At the last high school I worked at one of the reading teachers developed a book club idea. Our school board automatically approved the Florida Association of Media Educators’ annual list of fifteen YA titles. With the aid of the media center (two librarians, one paraprofessional, and their library budget), we purchased class sets of all fifteen books for every reading teacher (up to ten teachers a year) and several copies of each text for the library with those copies on a special display case. The librarians then purchased copies of four of the books for book club. We began with fifty books of each of the four chosen titles, and we were eventually purchasing over 150 copies of each of four titles. After the year of the giant book club, we limited the number of participants to the first fifty students to ask for a book. Students were allowed to keep the books, return them to the library or a reading teacher, or pass them along. We held four book club meetings during the year during which students participated in a variety of activities related to the books, such as putting body parts that had plot elements together for Unwind. Life As We Knew It was one of the books from the FAME list, and we eventually pooled all of our books and gave them to the earth-space science teachers to use in their classrooms. We had by far the highest library check out rate of any library in the district. Unfortunately, the district mandated budget cuts, the principal pulled one of the librarians back into the science classroom, and the remaining librarian had to cover the main library and the library for the ninth grade center. We no longer had the library staffing to continue the program. In addition, the library became a testing center, and we could no longer hold book club meetings there.

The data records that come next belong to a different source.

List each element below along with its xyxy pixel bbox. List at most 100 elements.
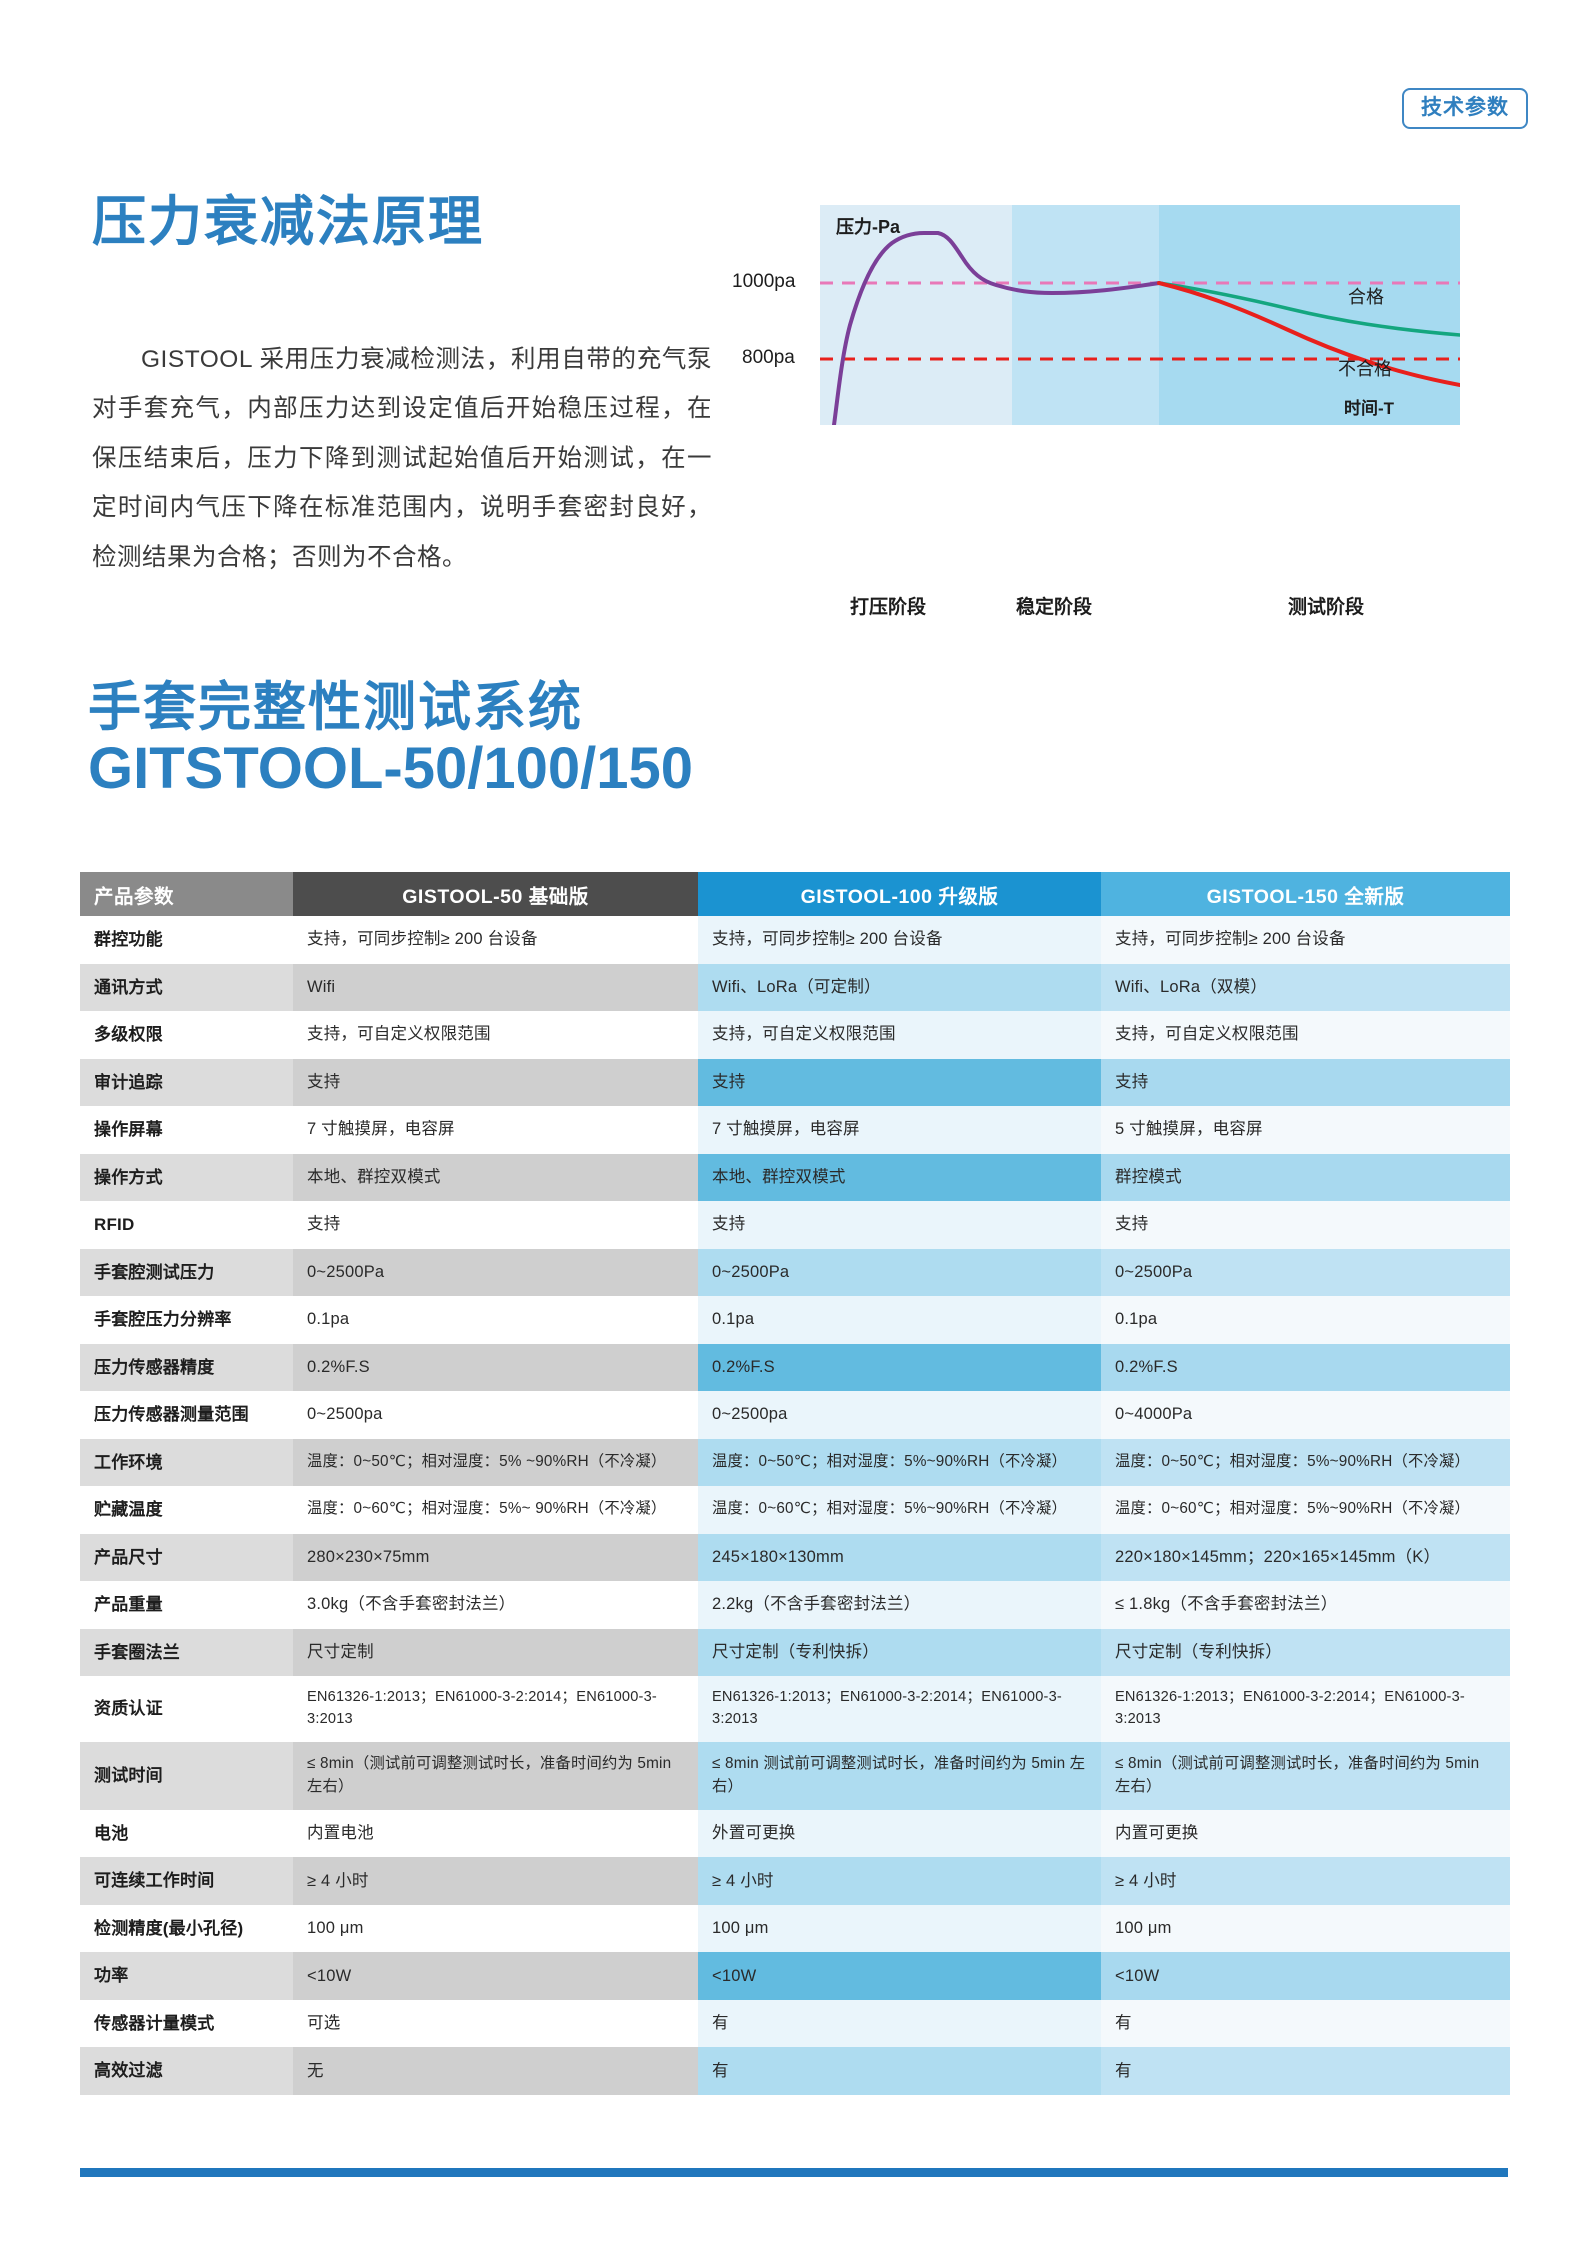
footer-rule bbox=[80, 2168, 1508, 2177]
row-param-label: 产品重量 bbox=[80, 1581, 293, 1629]
row-value-col2: 0.1pa bbox=[698, 1296, 1101, 1344]
table-row: 贮藏温度 温度：0~60℃；相对湿度：5%~ 90%RH（不冷凝） 温度：0~60℃… bbox=[80, 1486, 1510, 1534]
row-value-col2: 100 μm bbox=[698, 1904, 1101, 1953]
row-param-label: 压力传感器精度 bbox=[80, 1343, 293, 1391]
row-value-col1: 温度：0~50℃；相对湿度：5% ~90%RH（不冷凝） bbox=[293, 1438, 698, 1486]
row-param-label: 功率 bbox=[80, 1952, 293, 2000]
row-value-col2: 0~2500Pa bbox=[698, 1248, 1101, 1296]
curve-pass bbox=[1157, 281, 1460, 337]
table-row: 资质认证 EN61326-1:2013；EN61000-3-2:2014；EN61… bbox=[80, 1676, 1510, 1742]
row-value-col3: <10W bbox=[1101, 1952, 1510, 2000]
table-row: 压力传感器测量范围 0~2500pa 0~2500pa 0~4000Pa bbox=[80, 1391, 1510, 1439]
table-row: 通讯方式 Wifi Wifi、LoRa（可定制） Wifi、LoRa（双模） bbox=[80, 963, 1510, 1011]
col-header-param: 产品参数 bbox=[80, 872, 293, 916]
principle-title: 压力衰减法原理 bbox=[92, 192, 484, 252]
row-value-col3: EN61326-1:2013；EN61000-3-2:2014；EN61000-… bbox=[1101, 1676, 1510, 1742]
table-row: 电池 内置电池 外置可更换 内置可更换 bbox=[80, 1809, 1510, 1858]
curve-pressurize bbox=[832, 231, 1161, 425]
row-value-col2: 温度：0~50℃；相对湿度：5%~90%RH（不冷凝） bbox=[698, 1438, 1101, 1486]
row-value-col1: 支持 bbox=[293, 1058, 698, 1106]
product-title-cn: 手套完整性测试系统 bbox=[88, 678, 583, 737]
row-value-col1: 280×230×75mm bbox=[293, 1533, 698, 1581]
row-param-label: 高效过滤 bbox=[80, 2047, 293, 2095]
table-row: 工作环境 温度：0~50℃；相对湿度：5% ~90%RH（不冷凝） 温度：0~50℃… bbox=[80, 1438, 1510, 1486]
table-row: 高效过滤无有有 bbox=[80, 2047, 1510, 2095]
row-value-col1: 0.2%F.S bbox=[293, 1343, 698, 1391]
row-param-label: 电池 bbox=[80, 1809, 293, 1858]
row-value-col3: 内置可更换 bbox=[1101, 1809, 1510, 1858]
row-param-label: 资质认证 bbox=[80, 1676, 293, 1742]
row-value-col1: ≤ 8min（测试前可调整测试时长，准备时间约为 5min 左右） bbox=[293, 1741, 698, 1810]
table-row: 手套腔压力分辨率 0.1pa 0.1pa 0.1pa bbox=[80, 1296, 1510, 1344]
row-value-col2: 温度：0~60℃；相对湿度：5%~90%RH（不冷凝） bbox=[698, 1486, 1101, 1534]
row-value-col3: 有 bbox=[1101, 1999, 1510, 2048]
table-row: 测试时间 ≤ 8min（测试前可调整测试时长，准备时间约为 5min 左右） ≤ 8… bbox=[80, 1741, 1510, 1810]
row-value-col1: 7 寸触摸屏，电容屏 bbox=[293, 1106, 698, 1154]
table-row: 功率 <10W <10W <10W bbox=[80, 1952, 1510, 2000]
row-value-col2: 支持，可同步控制≥ 200 台设备 bbox=[698, 916, 1101, 964]
row-value-col3: 尺寸定制（专利快拆） bbox=[1101, 1628, 1510, 1676]
col-header-gistool100: GISTOOL-100 升级版 bbox=[698, 872, 1101, 916]
row-value-col2: 尺寸定制（专利快拆） bbox=[698, 1628, 1101, 1676]
row-value-col2: ≤ 8min 测试前可调整测试时长，准备时间约为 5min 左右） bbox=[698, 1741, 1101, 1810]
stage-band-stabilize bbox=[1012, 205, 1159, 425]
col-header-gistool50: GISTOOL-50 基础版 bbox=[293, 872, 698, 916]
col-header-gistool150: GISTOOL-150 全新版 bbox=[1101, 872, 1510, 916]
pressure-decay-chart: 压力-Pa 合格 不合格 时间-T 1000pa 800pa bbox=[732, 205, 1460, 425]
row-value-col3: 100 μm bbox=[1101, 1904, 1510, 1953]
legend-fail-label: 不合格 bbox=[1338, 359, 1392, 379]
row-value-col2: 0~2500pa bbox=[698, 1391, 1101, 1439]
product-title-en: GITSTOOL-50/100/150 bbox=[88, 736, 693, 802]
stage-band-pressurize bbox=[820, 205, 1012, 425]
stage-label-test: 测试阶段 bbox=[1288, 597, 1365, 618]
row-value-col2: <10W bbox=[698, 1952, 1101, 2000]
table-row: 压力传感器精度 0.2%F.S 0.2%F.S 0.2%F.S bbox=[80, 1343, 1510, 1391]
row-value-col2: Wifi、LoRa（可定制） bbox=[698, 963, 1101, 1011]
row-param-label: 产品尺寸 bbox=[80, 1533, 293, 1581]
row-value-col1: 温度：0~60℃；相对湿度：5%~ 90%RH（不冷凝） bbox=[293, 1486, 698, 1534]
table-row: 产品重量 3.0kg（不含手套密封法兰） 2.2kg（不含手套密封法兰） ≤ 1.8k… bbox=[80, 1581, 1510, 1629]
row-value-col1: 0~2500Pa bbox=[293, 1248, 698, 1296]
row-param-label: 可连续工作时间 bbox=[80, 1857, 293, 1905]
row-value-col1: 0.1pa bbox=[293, 1296, 698, 1344]
row-param-label: 压力传感器测量范围 bbox=[80, 1391, 293, 1439]
table-row: 群控功能 支持，可同步控制≥ 200 台设备 支持，可同步控制≥ 200 台设备 支持… bbox=[80, 916, 1510, 964]
row-value-col3: 群控模式 bbox=[1101, 1153, 1510, 1201]
row-value-col1: 100 μm bbox=[293, 1904, 698, 1953]
row-value-col3: 0.1pa bbox=[1101, 1296, 1510, 1344]
row-param-label: RFID bbox=[80, 1201, 293, 1249]
row-param-label: 工作环境 bbox=[80, 1438, 293, 1486]
row-param-label: 操作方式 bbox=[80, 1153, 293, 1201]
row-value-col1: 3.0kg（不含手套密封法兰） bbox=[293, 1581, 698, 1629]
row-param-label: 手套腔测试压力 bbox=[80, 1248, 293, 1296]
table-row: 检测精度(最小孔径) 100 μm 100 μm 100 μm bbox=[80, 1904, 1510, 1953]
row-value-col3: 0~4000Pa bbox=[1101, 1391, 1510, 1439]
row-value-col1: Wifi bbox=[293, 963, 698, 1011]
row-value-col3: 支持，可自定义权限范围 bbox=[1101, 1011, 1510, 1059]
row-value-col1: 内置电池 bbox=[293, 1809, 698, 1858]
product-heading: 手套完整性测试系统 GITSTOOL-50/100/150 bbox=[88, 678, 693, 802]
ytick-label-800pa: 800pa bbox=[742, 347, 795, 368]
table-row: 审计追踪 支持 支持 支持 bbox=[80, 1058, 1510, 1106]
row-value-col3: 0~2500Pa bbox=[1101, 1248, 1510, 1296]
row-param-label: 操作屏幕 bbox=[80, 1106, 293, 1154]
row-value-col2: 有 bbox=[698, 1999, 1101, 2048]
row-value-col2: 本地、群控双模式 bbox=[698, 1153, 1101, 1201]
row-value-col3: 5 寸触摸屏，电容屏 bbox=[1101, 1106, 1510, 1154]
legend-pass-label: 合格 bbox=[1348, 287, 1384, 307]
row-value-col3: Wifi、LoRa（双模） bbox=[1101, 963, 1510, 1011]
row-value-col3: ≤ 1.8kg（不含手套密封法兰） bbox=[1101, 1581, 1510, 1629]
row-value-col1: 支持，可自定义权限范围 bbox=[293, 1011, 698, 1059]
row-value-col1: 支持，可同步控制≥ 200 台设备 bbox=[293, 916, 698, 964]
row-value-col3: 220×180×145mm；220×165×145mm（K） bbox=[1101, 1533, 1510, 1581]
row-param-label: 贮藏温度 bbox=[80, 1486, 293, 1534]
table-row: 手套圈法兰 尺寸定制 尺寸定制（专利快拆） 尺寸定制（专利快拆） bbox=[80, 1628, 1510, 1676]
spec-table-head: 产品参数 GISTOOL-50 基础版 GISTOOL-100 升级版 GIST… bbox=[80, 872, 1510, 916]
row-value-col2: 0.2%F.S bbox=[698, 1343, 1101, 1391]
paragraph-text: GISTOOL 采用压力衰减检测法，利用自带的充气泵对手套充气，内部压力达到设定… bbox=[92, 346, 712, 571]
row-value-col1: 0~2500pa bbox=[293, 1391, 698, 1439]
row-param-label: 测试时间 bbox=[80, 1741, 293, 1810]
spec-table: 产品参数 GISTOOL-50 基础版 GISTOOL-100 升级版 GIST… bbox=[80, 872, 1510, 2095]
table-row: 操作方式 本地、群控双模式 本地、群控双模式 群控模式 bbox=[80, 1153, 1510, 1201]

We had developed a culture of reading at a school where sixty-five percent of the students qualified for free and reduced lunches. We had survived previous budget cuts and changes to reading teachers’ schedules, but the loss of the extra media specialist and the requirement that the ninth grade center library be open killed the book club. During my last two years at the school, the librarian continued to provide a class set of FAME books to each of the reading teachers, but the book club was dead as was our motivation to continue.
Wilson, Nance S., and Michelle J. Kelley. “Avid Readers in High School: Are They Reading for Pleasure?” Teaching Young Adult Literature Today: Insights, considerations, and Perspectives for the Classroom Teacher, second edition, edited by
Judith A. Hayn, Jeffrey S. Kaplan, and Karina R. Clemmons, Rowman and Littlefield, 2017, pp. 65-84.